Ze złamaniami lewej ręki i uszkodzeniem ścięgien trafił do szpitala 17-latek zaatakowany na os. Kościuszki w Wieliczce przez grupę mężczyzn. Napastnicy użyli gazu łzawiącego i maczety. Sąd zdecydował właśnie o tymczasowym areszcie wobec mężczyzny podejrzanego o udział w pobiciu.
Do bójki doszło 13 kwietnia około g. 20.00 na skwerze na os. Kościuszki. Policjanci na miejscu zastali dwóch 17-latków, z których jeden miał ranę ciętą ręki.
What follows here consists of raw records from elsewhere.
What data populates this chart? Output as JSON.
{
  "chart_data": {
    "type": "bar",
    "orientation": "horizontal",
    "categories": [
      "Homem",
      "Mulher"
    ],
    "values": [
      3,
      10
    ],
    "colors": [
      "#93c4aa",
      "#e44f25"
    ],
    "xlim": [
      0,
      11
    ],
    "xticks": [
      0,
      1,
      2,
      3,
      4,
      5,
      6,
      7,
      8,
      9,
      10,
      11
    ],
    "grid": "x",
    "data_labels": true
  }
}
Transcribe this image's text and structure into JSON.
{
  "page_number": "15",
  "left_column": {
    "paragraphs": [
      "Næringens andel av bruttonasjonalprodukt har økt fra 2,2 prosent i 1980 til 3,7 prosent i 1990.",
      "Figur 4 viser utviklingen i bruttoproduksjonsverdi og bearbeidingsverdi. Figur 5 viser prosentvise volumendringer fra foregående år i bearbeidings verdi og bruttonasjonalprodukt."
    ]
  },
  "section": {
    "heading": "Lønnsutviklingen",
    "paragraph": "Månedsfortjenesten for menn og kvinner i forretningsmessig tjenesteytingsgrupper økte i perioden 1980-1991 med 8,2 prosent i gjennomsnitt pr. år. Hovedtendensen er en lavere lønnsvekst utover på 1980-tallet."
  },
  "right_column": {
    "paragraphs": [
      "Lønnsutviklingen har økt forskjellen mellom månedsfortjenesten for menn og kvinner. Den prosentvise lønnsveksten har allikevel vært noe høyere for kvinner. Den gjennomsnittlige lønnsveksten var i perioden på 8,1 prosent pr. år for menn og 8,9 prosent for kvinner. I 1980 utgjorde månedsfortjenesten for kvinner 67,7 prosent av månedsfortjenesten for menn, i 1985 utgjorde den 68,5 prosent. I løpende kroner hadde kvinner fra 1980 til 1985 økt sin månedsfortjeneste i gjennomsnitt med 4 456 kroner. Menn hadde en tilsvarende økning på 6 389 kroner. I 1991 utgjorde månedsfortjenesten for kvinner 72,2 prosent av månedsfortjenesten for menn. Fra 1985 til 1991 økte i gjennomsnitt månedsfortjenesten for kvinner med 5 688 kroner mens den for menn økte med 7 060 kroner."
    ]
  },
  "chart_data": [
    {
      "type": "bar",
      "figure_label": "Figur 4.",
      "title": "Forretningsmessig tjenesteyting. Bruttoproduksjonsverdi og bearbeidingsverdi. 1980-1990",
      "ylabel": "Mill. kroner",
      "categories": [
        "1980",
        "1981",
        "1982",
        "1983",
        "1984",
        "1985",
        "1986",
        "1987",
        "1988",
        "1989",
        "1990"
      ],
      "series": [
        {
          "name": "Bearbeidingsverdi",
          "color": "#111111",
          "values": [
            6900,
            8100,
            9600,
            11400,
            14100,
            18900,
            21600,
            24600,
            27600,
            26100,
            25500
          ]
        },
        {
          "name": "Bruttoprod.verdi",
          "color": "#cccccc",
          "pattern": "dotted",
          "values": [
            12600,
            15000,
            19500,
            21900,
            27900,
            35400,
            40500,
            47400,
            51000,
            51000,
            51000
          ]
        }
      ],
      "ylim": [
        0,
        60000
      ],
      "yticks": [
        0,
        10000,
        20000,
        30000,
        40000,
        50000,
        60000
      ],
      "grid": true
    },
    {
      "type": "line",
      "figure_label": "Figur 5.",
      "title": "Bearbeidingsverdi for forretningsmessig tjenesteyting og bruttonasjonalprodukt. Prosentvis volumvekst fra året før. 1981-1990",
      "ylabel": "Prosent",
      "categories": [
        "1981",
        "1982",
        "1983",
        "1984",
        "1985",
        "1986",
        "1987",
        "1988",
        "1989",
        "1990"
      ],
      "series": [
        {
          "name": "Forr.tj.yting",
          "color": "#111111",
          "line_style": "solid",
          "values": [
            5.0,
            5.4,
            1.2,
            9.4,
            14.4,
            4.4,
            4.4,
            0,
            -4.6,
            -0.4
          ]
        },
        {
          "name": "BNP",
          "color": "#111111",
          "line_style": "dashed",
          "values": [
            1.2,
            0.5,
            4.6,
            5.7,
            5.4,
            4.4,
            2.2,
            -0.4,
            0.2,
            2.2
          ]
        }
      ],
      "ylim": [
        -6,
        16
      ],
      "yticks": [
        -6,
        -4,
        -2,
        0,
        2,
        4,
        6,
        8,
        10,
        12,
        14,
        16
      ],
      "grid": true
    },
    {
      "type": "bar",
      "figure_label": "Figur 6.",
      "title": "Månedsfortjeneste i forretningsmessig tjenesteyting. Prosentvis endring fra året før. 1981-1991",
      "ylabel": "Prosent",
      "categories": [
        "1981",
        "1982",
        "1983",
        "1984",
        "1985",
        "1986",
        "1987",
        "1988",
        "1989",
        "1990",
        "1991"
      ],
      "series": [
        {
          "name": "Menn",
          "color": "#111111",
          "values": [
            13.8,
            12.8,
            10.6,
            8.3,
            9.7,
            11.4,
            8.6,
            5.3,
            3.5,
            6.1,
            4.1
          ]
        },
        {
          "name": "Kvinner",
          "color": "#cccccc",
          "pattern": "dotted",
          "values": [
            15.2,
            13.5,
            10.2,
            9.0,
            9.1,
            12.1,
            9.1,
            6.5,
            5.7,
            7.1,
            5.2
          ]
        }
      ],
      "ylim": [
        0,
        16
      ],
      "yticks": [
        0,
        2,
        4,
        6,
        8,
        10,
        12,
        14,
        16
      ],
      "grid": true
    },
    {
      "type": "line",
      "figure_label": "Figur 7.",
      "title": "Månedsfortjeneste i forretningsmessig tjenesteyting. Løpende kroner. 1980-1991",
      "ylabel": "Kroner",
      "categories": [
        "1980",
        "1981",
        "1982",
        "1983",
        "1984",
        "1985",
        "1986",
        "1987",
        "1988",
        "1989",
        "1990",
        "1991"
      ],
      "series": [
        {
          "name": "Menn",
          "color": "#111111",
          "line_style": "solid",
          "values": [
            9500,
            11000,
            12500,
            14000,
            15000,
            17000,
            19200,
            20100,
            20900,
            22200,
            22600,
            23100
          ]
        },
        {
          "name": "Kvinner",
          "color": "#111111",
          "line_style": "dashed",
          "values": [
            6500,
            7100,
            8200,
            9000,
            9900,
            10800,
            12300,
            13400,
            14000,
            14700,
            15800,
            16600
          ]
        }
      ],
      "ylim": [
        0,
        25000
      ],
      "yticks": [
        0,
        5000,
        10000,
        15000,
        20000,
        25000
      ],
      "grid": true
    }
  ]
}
Chłopak został zaatakowany przez grupę kilku osób. Napastnicy użyli gazu łzawiącego, bili i kopali poszkodowanego po całym ciele, a używając maczety, spowodowali u niego ciężkie obrażenia, m.in. złamania lewej ręki i uszkodzenia ścięgien.
Kryminalni zatrzymali 19-letniego mieszkańca Krakowa, któremu postawiono zarzut udziału w pobiciu z użyciem niebezpiecznego narzędzia oraz uszkodzenia ciała.
Sąd Rejonowy w Wieliczce zastosował wobec zatrzymanego mężczyzny 3-miesięczny areszt. Grozi mu kara 8 lat pozbawienia wolności - poinformował rzecznik małopolskiej policji mł. insp. Sebastian Gleń.
Sprawa ma charakter rozwojowy, policjanci poszukują pozostałych sprawców.